Reconhecimento, por parte da decisão recorrida, que o pagamento de assistência médica, psicológica e psicopedagógica representa mera liberalidade, que não afasta o agravante da obrigação alimentar. Inconformismo. Manutenção da decisão, aplicando-se o princípio da irrepetibilidade dos alimentos. Cabimento da imediata inclusão da multa de 10% prevista no artigo 475-J do Código de Processo Civil. Decisão mantida. Negado provimento ao. (TJSP - AI 0420838-50.2010.8.26.0000; Ac. 4920718; Jundiaí; Nona Câmara de Direito Privado; Relª Desª Viviani Nicolau; Julg. 30/11/2010; DJESP 18/02/2011)

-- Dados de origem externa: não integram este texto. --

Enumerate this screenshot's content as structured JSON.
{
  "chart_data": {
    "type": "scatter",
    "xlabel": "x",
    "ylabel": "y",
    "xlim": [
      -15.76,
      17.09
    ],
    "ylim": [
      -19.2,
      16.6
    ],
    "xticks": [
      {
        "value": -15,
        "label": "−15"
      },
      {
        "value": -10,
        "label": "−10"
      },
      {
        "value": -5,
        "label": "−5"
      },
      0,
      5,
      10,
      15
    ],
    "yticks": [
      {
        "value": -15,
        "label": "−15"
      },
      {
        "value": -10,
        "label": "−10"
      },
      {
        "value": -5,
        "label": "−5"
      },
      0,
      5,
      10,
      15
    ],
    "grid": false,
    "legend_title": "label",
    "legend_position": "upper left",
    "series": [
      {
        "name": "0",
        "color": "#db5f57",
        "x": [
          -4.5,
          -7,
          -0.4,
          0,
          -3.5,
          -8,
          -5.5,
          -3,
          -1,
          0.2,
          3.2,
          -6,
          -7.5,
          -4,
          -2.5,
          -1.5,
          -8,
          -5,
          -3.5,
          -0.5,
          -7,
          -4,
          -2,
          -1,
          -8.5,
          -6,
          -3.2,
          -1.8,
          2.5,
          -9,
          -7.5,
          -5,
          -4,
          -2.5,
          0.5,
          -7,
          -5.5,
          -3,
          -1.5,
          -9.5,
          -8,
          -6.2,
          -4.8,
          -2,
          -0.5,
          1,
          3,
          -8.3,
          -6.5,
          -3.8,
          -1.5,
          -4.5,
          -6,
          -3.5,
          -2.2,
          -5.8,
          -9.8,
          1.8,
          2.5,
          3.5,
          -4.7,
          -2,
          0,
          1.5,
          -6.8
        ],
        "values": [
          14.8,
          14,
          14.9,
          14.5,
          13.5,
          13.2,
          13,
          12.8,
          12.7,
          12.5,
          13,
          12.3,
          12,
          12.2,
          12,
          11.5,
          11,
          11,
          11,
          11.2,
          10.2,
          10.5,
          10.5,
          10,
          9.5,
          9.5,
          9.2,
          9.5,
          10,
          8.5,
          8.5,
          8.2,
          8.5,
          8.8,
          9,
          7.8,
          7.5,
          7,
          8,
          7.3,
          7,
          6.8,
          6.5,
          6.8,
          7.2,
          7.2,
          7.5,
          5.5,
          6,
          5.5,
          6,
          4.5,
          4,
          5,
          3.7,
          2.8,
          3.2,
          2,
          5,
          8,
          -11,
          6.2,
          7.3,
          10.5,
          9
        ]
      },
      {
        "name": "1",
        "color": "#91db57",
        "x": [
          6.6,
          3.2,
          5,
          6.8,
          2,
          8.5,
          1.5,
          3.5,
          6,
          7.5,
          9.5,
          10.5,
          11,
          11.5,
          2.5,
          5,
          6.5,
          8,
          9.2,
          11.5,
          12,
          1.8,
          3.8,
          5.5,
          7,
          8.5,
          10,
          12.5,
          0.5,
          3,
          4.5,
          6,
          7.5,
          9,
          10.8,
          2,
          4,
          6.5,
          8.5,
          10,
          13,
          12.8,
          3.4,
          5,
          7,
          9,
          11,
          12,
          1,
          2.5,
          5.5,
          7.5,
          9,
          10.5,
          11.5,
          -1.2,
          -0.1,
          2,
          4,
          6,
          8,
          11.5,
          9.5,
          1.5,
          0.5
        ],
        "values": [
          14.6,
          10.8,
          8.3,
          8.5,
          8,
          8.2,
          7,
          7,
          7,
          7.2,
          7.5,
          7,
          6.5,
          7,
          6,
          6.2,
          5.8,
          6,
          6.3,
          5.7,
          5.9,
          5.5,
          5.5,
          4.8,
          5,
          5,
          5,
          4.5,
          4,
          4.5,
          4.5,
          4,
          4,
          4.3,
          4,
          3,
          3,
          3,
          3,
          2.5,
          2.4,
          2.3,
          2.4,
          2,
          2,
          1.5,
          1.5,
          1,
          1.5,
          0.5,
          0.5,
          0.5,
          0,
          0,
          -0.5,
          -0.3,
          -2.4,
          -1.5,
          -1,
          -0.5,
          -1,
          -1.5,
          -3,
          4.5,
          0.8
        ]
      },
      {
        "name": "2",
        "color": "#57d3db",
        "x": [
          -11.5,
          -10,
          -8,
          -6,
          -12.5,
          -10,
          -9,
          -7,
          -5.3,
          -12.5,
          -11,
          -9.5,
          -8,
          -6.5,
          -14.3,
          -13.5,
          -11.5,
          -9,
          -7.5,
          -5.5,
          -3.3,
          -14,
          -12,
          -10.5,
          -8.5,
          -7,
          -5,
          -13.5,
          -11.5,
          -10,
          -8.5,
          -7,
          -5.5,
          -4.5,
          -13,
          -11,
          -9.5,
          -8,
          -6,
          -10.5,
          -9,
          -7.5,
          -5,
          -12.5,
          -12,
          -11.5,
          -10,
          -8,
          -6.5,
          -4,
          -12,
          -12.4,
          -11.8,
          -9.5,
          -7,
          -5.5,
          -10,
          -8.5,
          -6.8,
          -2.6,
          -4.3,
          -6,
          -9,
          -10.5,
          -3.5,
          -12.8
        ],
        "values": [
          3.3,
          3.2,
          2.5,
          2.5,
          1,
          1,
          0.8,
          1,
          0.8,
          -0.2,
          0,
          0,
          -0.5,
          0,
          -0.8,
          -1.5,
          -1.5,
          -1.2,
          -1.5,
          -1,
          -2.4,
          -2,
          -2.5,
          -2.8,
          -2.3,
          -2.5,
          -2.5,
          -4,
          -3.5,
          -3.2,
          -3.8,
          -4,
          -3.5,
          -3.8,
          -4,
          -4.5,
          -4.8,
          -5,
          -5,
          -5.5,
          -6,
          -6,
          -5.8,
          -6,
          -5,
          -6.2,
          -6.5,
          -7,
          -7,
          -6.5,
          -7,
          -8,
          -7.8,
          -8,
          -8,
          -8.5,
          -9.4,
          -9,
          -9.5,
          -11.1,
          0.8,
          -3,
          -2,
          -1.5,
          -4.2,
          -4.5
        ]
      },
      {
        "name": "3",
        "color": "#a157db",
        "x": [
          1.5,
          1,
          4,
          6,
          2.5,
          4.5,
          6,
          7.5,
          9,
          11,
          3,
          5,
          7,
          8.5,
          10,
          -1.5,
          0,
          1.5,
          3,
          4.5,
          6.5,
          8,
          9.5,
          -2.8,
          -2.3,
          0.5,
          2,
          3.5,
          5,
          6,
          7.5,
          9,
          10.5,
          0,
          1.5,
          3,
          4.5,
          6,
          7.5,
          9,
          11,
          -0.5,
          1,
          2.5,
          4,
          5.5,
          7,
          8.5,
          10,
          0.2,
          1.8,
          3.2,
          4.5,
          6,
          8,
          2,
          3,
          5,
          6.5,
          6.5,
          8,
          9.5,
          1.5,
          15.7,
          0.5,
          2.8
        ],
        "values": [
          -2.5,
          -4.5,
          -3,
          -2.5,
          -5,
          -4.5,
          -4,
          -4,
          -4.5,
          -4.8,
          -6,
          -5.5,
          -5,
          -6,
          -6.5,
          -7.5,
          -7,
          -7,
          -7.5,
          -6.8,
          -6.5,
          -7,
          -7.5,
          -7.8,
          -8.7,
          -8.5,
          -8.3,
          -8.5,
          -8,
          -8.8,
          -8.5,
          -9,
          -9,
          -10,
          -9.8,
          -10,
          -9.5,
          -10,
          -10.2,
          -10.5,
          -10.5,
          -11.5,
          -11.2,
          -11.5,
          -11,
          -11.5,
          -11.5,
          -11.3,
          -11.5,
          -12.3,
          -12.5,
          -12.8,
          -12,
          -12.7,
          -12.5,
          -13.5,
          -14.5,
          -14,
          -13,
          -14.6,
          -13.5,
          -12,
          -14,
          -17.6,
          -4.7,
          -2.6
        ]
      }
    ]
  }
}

ALIMENTOS. PROCESSUAL CIVIL. EXECUÇÃO. RITO INICIAL DO ART. 732 DO CPC. CONVERSÃO PARA O PROCEDIMENTO DO CUMPRIMENTO DE SENTENÇA. POSSIBILIDADE. EMBARGOS RECEBIDOS COMO IMPUGNAÇÃO.

Ausência de garantia do juízo. Exegese do art. 475 - J, § 1º, do CPC. Impugnação desacolhida. Decisão mantida. Agravo desprovido. (TJRS - AI 70037755782; Porto Alegre; Oitava Câmara Cível; Rel. Des. Luiz Ari Azambuja Ramos; Julg. 16/09/2010; DJERS 27/09/2010)                           

AGRAVO CONTRA DECISÃO MONOCRÁTICA. EXECUÇÃO DE ALIMENTOS. RECEBIMENTO DA IMPUGNAÇÃO. PRÉVIA PENHORA. DESCABIMENTO.

A presente execução de alimentos foi proposta pelo rito específico a que remete o artigo 732 do Código de Processo Civil. E nesse rito a parte executada pode opor-se à execução independentemente de penhora (art. 736 do CPC). Contudo, o juízo agravado, de ofício, converteu a execução para o rito do cumprimento de sentença, previsto no artigo 475 - I e seguintes. Em razão disso, não há com deixar de receber a impugnação dos executados, ainda que não efetivada a penhora, porquanto a alteração desnecessária do rito da execução veio em prejuízo dos executados, sem que os exequentes tenham postulado tal modificação. De resto, a alegação do executado é de que o débito já foi pago, de forma que se trata de verdadeira objeção processual, podendo ser conhecida sem a prévia segurança do juízo. NEGARAM PROVIMENTO. (TJRS - AG 70032694408; Porto Alegre; Oitava Câmara Cível; Rel. Des. Rui Portanova; Julg. 29/10/2009; DJERS 06/11/2009; Pág. 89) 

Neste contexto, percebe-se clara divergência doutrinária e jurisprudencial acerca da propriedade do rito processual para a cobrança de débito de alimentos.

Por este ângulo, sugere-se, para maior segurança, que o patrono aprecie, antes de ajuizar a execução do julgado, qual a condução majoritária do Tribunal local.